Degrees of inflection?

Dirk Janssen1 and Karin Humphreys2
dirkj@rz.uni-leipzig.de, khumphre@s.psych.uiuc.edu
1 University of Leipzig, Germany
2 University of Illinois, USA

In this experiment, we applied the method of elicited speech errors to the question of the morphological structure of the mental lexicon. Specifically, we investigated whether there is a 'grey area' between inflection and derivation, or whether there is only one way to produce either forms.

It has been shown by Humphreys (submitted) that inflected and derived words behave differently when subjects have to produce them in a task designed to elicit speech errors. The task we used here (similar to the one used by Humphreys earlier) involves the subsequent reading and production of two word pairs (eg, 'freshman cheaper - city cooler') under a REPEAT or SWAP condition. In the latter condition, the critical words 'cheaper' and 'cooler' have to be swapped. For other subjects, the critical words were replaced by their stems 'cheap' and 'cool' and also appeared in either a SWAP or a REPEAT condition.

Next to adjectives, we used a condition with deverbal nouns or their verbal stems: 'zero voter - sanction lover'. The '-er' suffix of these nouns is more closely bound to the stem than the '-er' suffix of the adjectives, because the meaning of 'voter' is not as predictable as that of 'cooler'. Linguistically, agentives are often considered derivations, although the behaviour of a large group satisfies common criteria for inflection (fully predictable in form and meaning).

The familiar morphologically opaque forms were used as a baseline, we used pairs like 'income crater - hollow clover', and pseudo-stem variants 'crate' and 'clove'.
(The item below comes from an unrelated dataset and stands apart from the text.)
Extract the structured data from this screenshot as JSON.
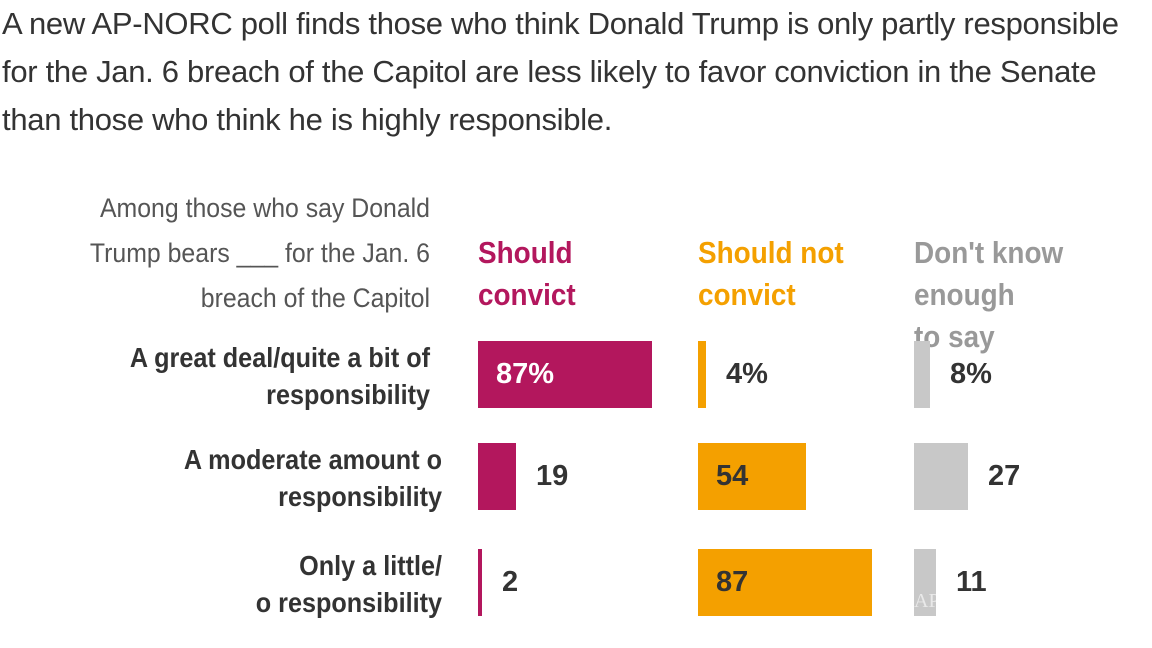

Opaque words and the deverbal nouns behaved very similar on overall counts: Compared to adjectives, they are, surprisingly, produced in error more often. If we look at the restricted group of affix errors after correct stem, however, deverbal nouns and adjectives group together, having more errors than opaque items.

Critical-word omissions and replacement of the 'stem' with another unit were highest for the opaque items, with deverbal nouns being in the middle on both counts. We will suggest a way to structure the inflectional encoding system such that this can explain our results, using a notion of degrees of 'inflectionality' that ranks adjectives highest, predictable deverbal nouns in the middle, and opaque items off the scale.